② In case the long hand points 12 minutes, the time when the hour hand point 36 minutes is possible.
③ In case the long hand points 24 minutes, the time when the hour hand point 48 minute is not possible.
④ In case the long hand points 36 minutes, the time when the hour hand point 0 minute is not possible.
⑤ In case the long hand points 48 minutes, the time when the hour hand point 12 minutes is not possible.
Therefore, the time to be found is at 7:12.
① In case the long hand points 0 minute, the time when the hour hand point 24 minutes is not possible.
② In case the long hand points 12 minutes, the time when the hour hand point 36 minutes is possible.
③ In case the long hand points 24 minutes, the time when the hour hand point 48 minute is not possible.
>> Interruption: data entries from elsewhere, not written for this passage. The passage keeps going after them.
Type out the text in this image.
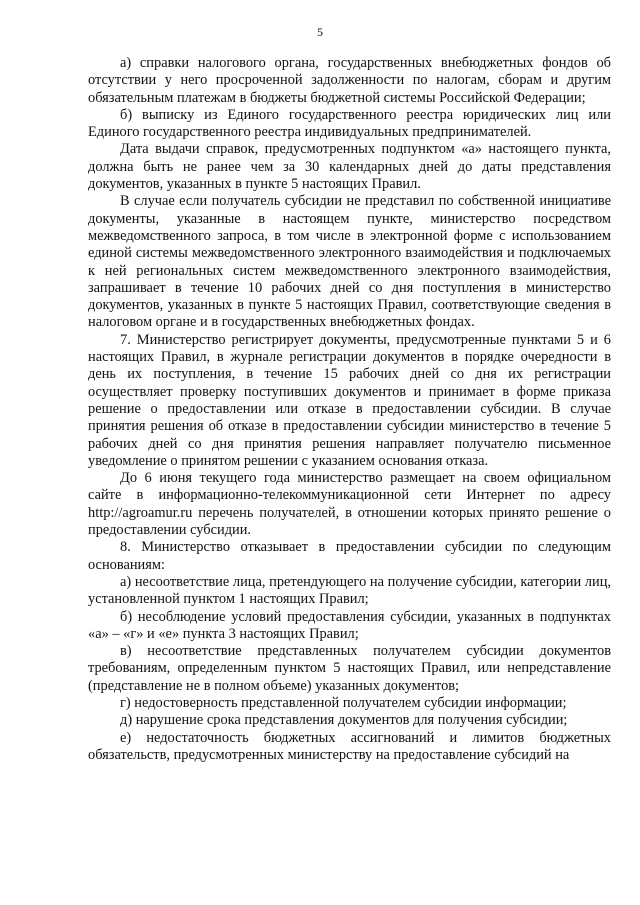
5

а) справки налогового органа, государственных внебюджетных фондов об отсутствии у него просроченной задолженности по налогам, сборам и другим обязательным платежам в бюджеты бюджетной системы Российской Федерации;

б) выписку из Единого государственного реестра юридических лиц или Единого государственного реестра индивидуальных предпринимателей.

Дата выдачи справок, предусмотренных подпунктом «а» настоящего пункта, должна быть не ранее чем за 30 календарных дней до даты представления документов, указанных в пункте 5 настоящих Правил.

В случае если получатель субсидии не представил по собственной инициативе документы, указанные в настоящем пункте, министерство посредством межведомственного запроса, в том числе в электронной форме с использованием единой системы межведомственного электронного взаимодействия и подключаемых к ней региональных систем межведомственного электронного взаимодействия, запрашивает в течение 10 рабочих дней со дня поступления в министерство документов, указанных в пункте 5 настоящих Правил, соответствующие сведения в налоговом органе и в государственных внебюджетных фондах.

7. Министерство регистрирует документы, предусмотренные пунктами 5 и 6 настоящих Правил, в журнале регистрации документов в порядке очередности в день их поступления, в течение 15 рабочих дней со дня их регистрации осуществляет проверку поступивших документов и принимает в форме приказа решение о предоставлении или отказе в предоставлении субсидии. В случае принятия решения об отказе в предоставлении субсидии министерство в течение 5 рабочих дней со дня принятия решения направляет получателю письменное уведомление о принятом решении с указанием основания отказа.

До 6 июня текущего года министерство размещает на своем официальном сайте в информационно-телекоммуникационной сети Интернет по адресу http://agroamur.ru перечень получателей, в отношении которых принято решение о предоставлении субсидии.

8. Министерство отказывает в предоставлении субсидии по следующим основаниям:

а) несоответствие лица, претендующего на получение субсидии, категории лиц, установленной пунктом 1 настоящих Правил;

б) несоблюдение условий предоставления субсидии, указанных в подпунктах «а» – «г» и «е» пункта 3 настоящих Правил;

в) несоответствие представленных получателем субсидии документов требованиям, определенным пунктом 5 настоящих Правил, или непредставление (представление не в полном объеме) указанных документов;

г) недостоверность представленной получателем субсидии информации;

д) нарушение срока представления документов для получения субсидии;

е) недостаточность бюджетных ассигнований и лимитов бюджетных обязательств, предусмотренных министерству на предоставление субсидий на
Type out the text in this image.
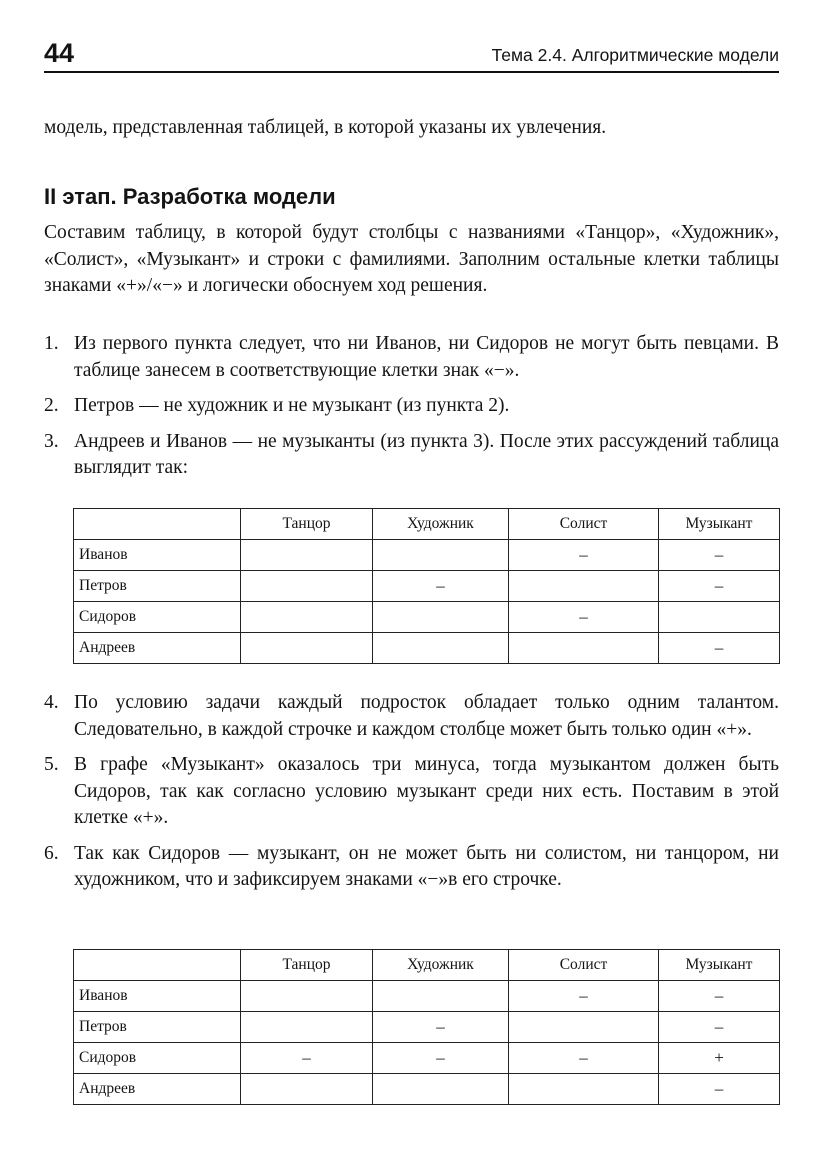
44	Тема 2.4. Алгоритмические модели

модель, представленная таблицей, в которой указаны их увлечения.

II этап. Разработка модели

Составим таблицу, в которой будут столбцы с названиями «Танцор», «Художник», «Солист», «Музыкант» и строки с фамилиями. Заполним остальные клетки таблицы знаками «+»/«−» и логически обоснуем ход решения.

1. Из первого пункта следует, что ни Иванов, ни Сидоров не могут быть певцами. В таблице занесем в соответствующие клетки знак «−».
2. Петров — не художник и не музыкант (из пункта 2).
3. Андреев и Иванов — не музыканты (из пункта 3). После этих рассуждений таблица выглядит так:
	Танцор	Художник	Солист	Музыкант
Иванов			–	–
Петров		–		–
Сидоров			–	
Андреев				–
4. По условию задачи каждый подросток обладает только одним талантом. Следовательно, в каждой строчке и каждом столбце может быть только один «+».
5. В графе «Музыкант» оказалось три минуса, тогда музыкантом должен быть Сидоров, так как согласно условию музыкант среди них есть. Поставим в этой клетке «+».
6. Так как Сидоров — музыкант, он не может быть ни солистом, ни танцором, ни художником, что и зафиксируем знаками «−»в его строчке.
	Танцор	Художник	Солист	Музыкант
Иванов			–	–
Петров		–		–
Сидоров	–	–	–	+
Андреев				–
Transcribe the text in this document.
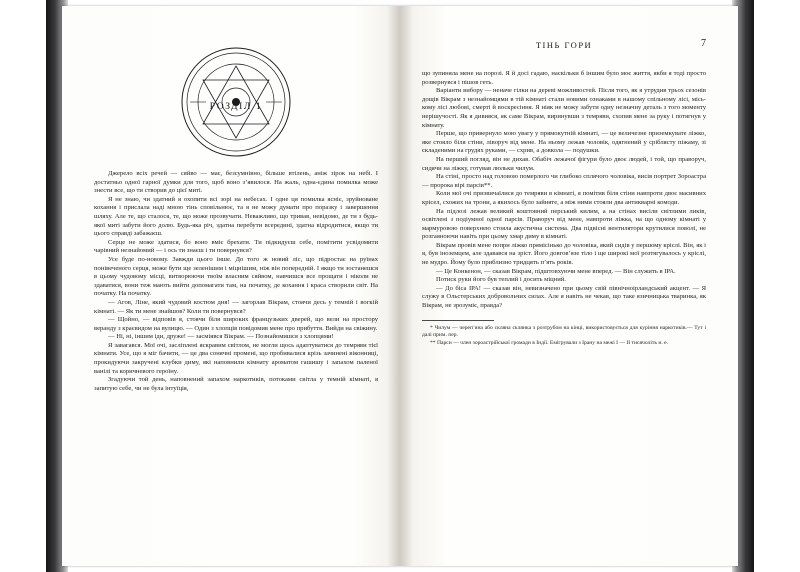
РОЗДІЛ 1

Джерело всіх речей — сяйво — має, безсумнівно, більше втілень, аніж зірок на небі. І достатньо одної гарної думки для того, щоб воно з’явилося. На жаль, одна-єдина помилка може знести все, що ти створив до цієї миті.

Я не знаю, чи здатний я охопити всі зорі на небесах. І одне ця помилка ясніє, зруйноване кохання і прислала наді мною тінь сповільнює, та я не можу думати про поразку і завершення шляху. Але те, що сталося, те, що може прозвучати. Неважливо, що тривав, невідомо, де ти з будь-якої миті забути його долю. Будь-яка річ, здатна перебути всередині, здатна відродитися, якщо ти цього справді забажаєш.

Серце не може здатися, бо воно вміє брехати. Ти підкидуєш себе, помітити усвідомити чарівний незнайомий — і ось ти знаєш і ти повернувся?

Усе буде по-новому. Завжди цього інше. До того ж новий ліс, що підростає на руїнах понівеченого серця, може бути ще зеленішим і міцнішим, ніж він попередній. І якщо ти зостанешся в цьому чудовому місці, витворюючи твоїм власним сяйвом, навчишся все прощати і ніколи не здаватися, вони теж мають вийти допомагати там, на початку, де кохання і краса створили світ. На початку. На початку.

— Агов, Ліне, який чудовий костюм дня! — загорлав Вікрам, стоячи десь у темній і вогкій кімнаті. — Як ти мене знайшов? Коли ти повернувся?

— Щойно, — відповів я, стоячи біля широких французьких дверей, що вели на простору веранду з краєвидом на вулицю. — Один з хлопців повідомив мене про прибуття. Вийди на свіжину.

— Ні, ні, іншим іди, друже! — засміявся Вікрам. — Познайомишся з хлопцями!

Я завагався. Мої очі, засліплені яскравим світлом, не могли щось адаптуватися до темряви тієї кімнати. Усе, що я міг бачити, — це два сонячні промені, що пробивалися крізь зачинені віконниці, прокидуючи закручені клубки диму, які наповнили кімнату ароматом гашишу і запахом паленої ванілі та коричневого героїну.

Згадуючи той день, наповнений запахом наркотиків, потоками світла у темній кімнаті, я запитую себе, чи не була інтуїція,

ТІНЬ ГОРИ	7

що зупиняла мене на порозі. Я й досі гадаю, наскільки б іншим було моє життя, якби я тоді просто розвернувся і пішов геть.

Варіанти вибору — неначе гілки на дереві можливостей. Після того, як я утрудив трьох сезонів дощів Вікрам з незнайомцями в тій кімнаті стали новими ознаками в нашому спільному лісі, місь-кому лісі любові, смерті й воскресіння. Я ніяк не можу забути одну незначну деталь з того моменту нерішучості. Як я дивився, як саме Вікрам, виринувши з темряви, схопив мене за руку і потягнув у кімнату.

Перше, що привернуло мою увагу у прямокутній кімнаті, — це величезне приземкувате ліжко, яке стояло біля стіни, ліворуч від мене. На ньому лежав чоловік, одягнений у сріблясту піжаму, зі складеними на грудях руками, — схрив, а довкола — подушки.

На перший погляд, він не дихав. Обабіч лежачої фігури було двоє людей, і той, що праворуч, сидячи на ліжку, готував люльки чилум.

На стіні, просто над головою померлого чи глибоко сплячого чоловіка, висів портрет Зороастра — пророка вірі парсів**.

Коли мої очі призвичаїлися до темряви в кімнаті, я помітив біля стіни навпроти двоє масивних крісел, схожих на трони, а якихось було зайняте, а між ними стояли два антикварні комоди.

На підлозі лежав великий коштовний перський килим, а на стінах висіли світлими ликів, освітлені з подіумної одної парсів. Праворуч від мене, навпроти ліжка, на що одному кімнаті у мармуровою поверхнею стояла акустична система. Два підвісні вентилятори крутилися поволі, не розгаяноючи навіть при цьому хмар диму в кімнаті.

Вікрам провів мене попри ліжко прямісінько до чоловіка, який сидів у першому кріслі. Він, як і я, був іноземцем, але здавався на зріст. Його довгов’язе тіло і ще широкі мої розтягувалось у кріслі, не мудро. Йому було приблизно тридцять п’ять років.

— Це Конкенон, — сказав Вікрам, підштовхуючи мене вперед. — Він служить в ІРА.

Потиск руки його був теплий і досить міцний.

— До біса ІРА! — сказав він, невизначено при цьому свій північноірландський акцент. — Я служу в Ольстерських добровольчих силах. Але я навіть не чекав, що таке язичницька тваринка, як Вікрам, не зрозуміє, правда?

* Чилум — череп’яна або скляна склянка з розтрубом на кінці, використовується для куріння наркотиків.— Тут і далі прим. пер.

** Парси — член зороастрійської громади в Індії. Емігрували з Ірану на межі I — II тисячоліть н. е.
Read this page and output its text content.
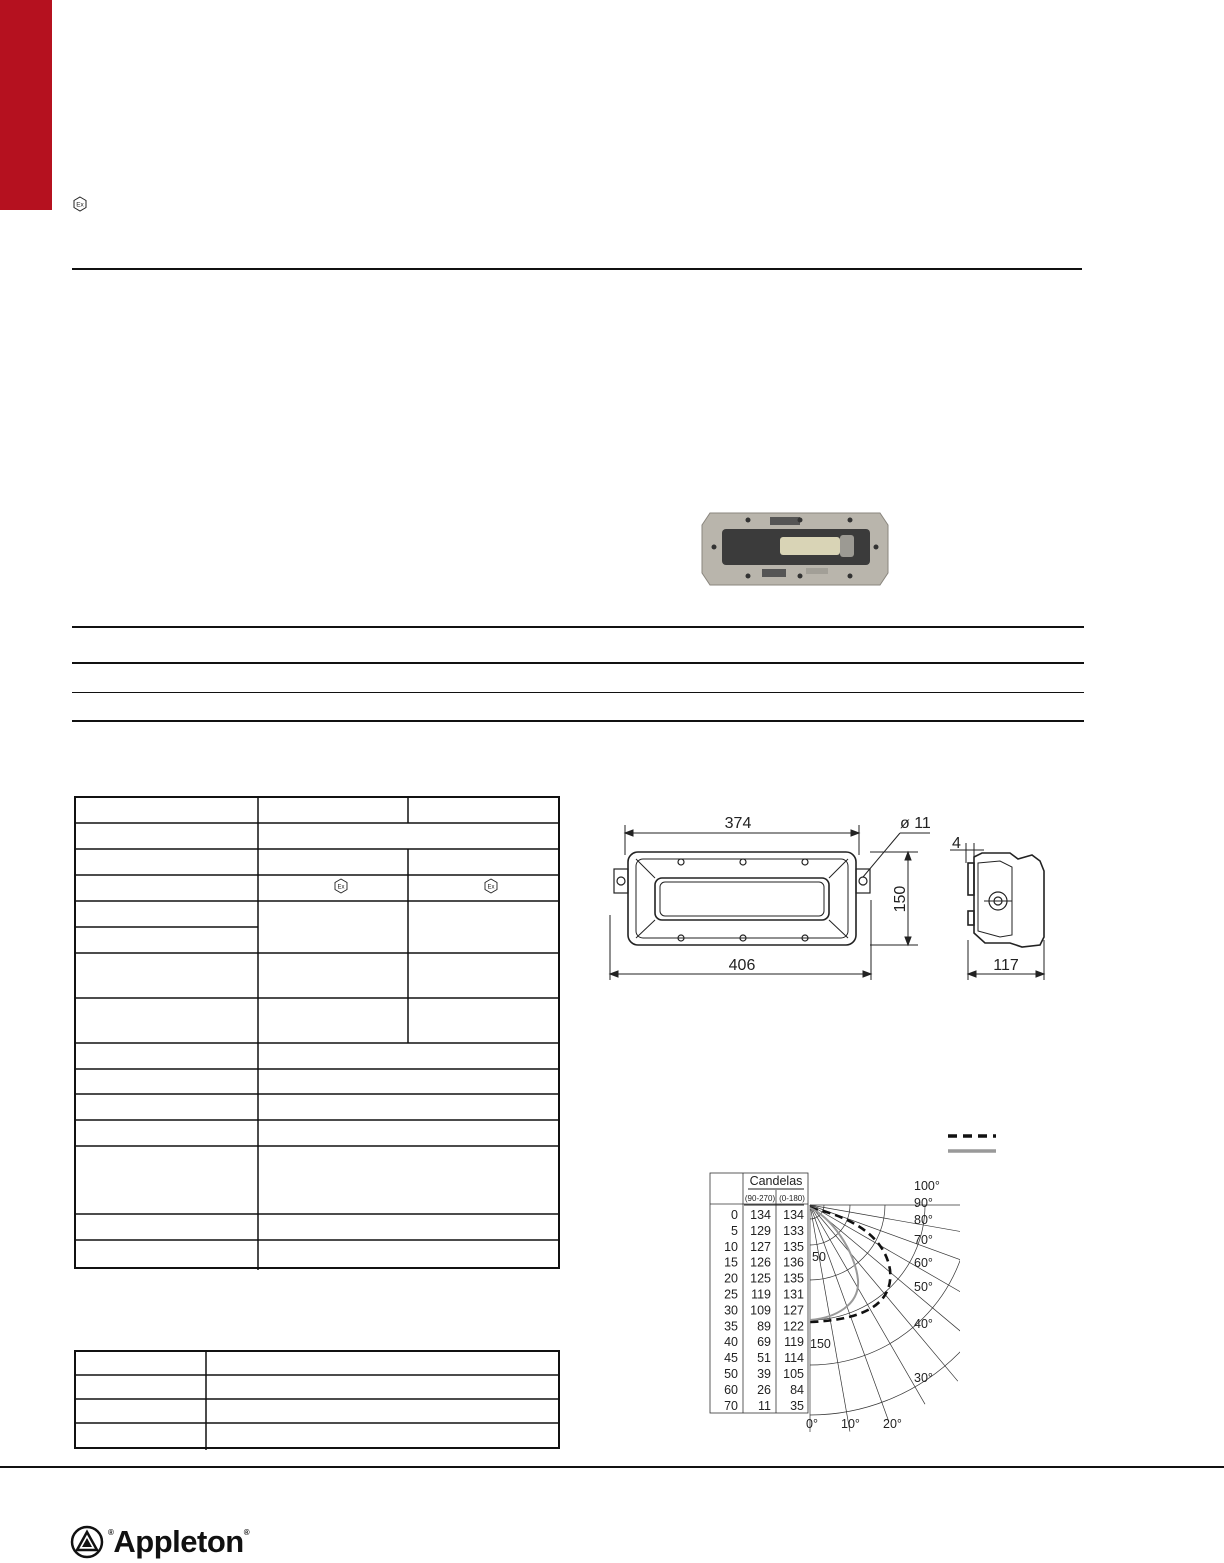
Ex
Ex	Ex
374	ø 11
406
150
4
117
Candelas
(90-270) (0-180)
0 134 134
5 129 133
10 127 135
15 126 136
20 125 135
25 119 131
30 109 127
35 89 122
40 69 119
45 51 114
50 39 105
60 26 84
70 11 35
50
150
100°
90°
80°
70°
60°
50°
40°
30°
0° 10° 20°
®Appleton®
④ In case the long hand points 36 minutes, the time when the hour hand point 0 minute is not possible.
⑤ In case the long hand points 48 minutes, the time when the hour hand point 12 minutes is not possible.
Therefore, the time to be found is at 7:12.
(4) The time from (2) to (3) is 7:12 - 4:48= 144 minutes.
In 144 minutes, the 3rd hand passes the short hand 10 times.
It means that the 3rd hand rotated 10 round from the position at 4:48 and also it moved to the position at 7:12.
The 3rd hand is a position for 36 minutes at 4:48 and is a position for 24 minutes at 7:12.
The angle is 6 degrees × (60 - 36 + 24) = 6 degrees × 48 minute = 288 degrees.
Thus, the angle by which the 3rd hand moved is to be 360 degrees × 10 + 288 degrees = 3888 degrees.
It took 144 minutes to move 3888 degrees.
The time to move 360 degrees is 144 minutes × 360/3888 = 40/3 minutes = 13 minutes and 20 seconds.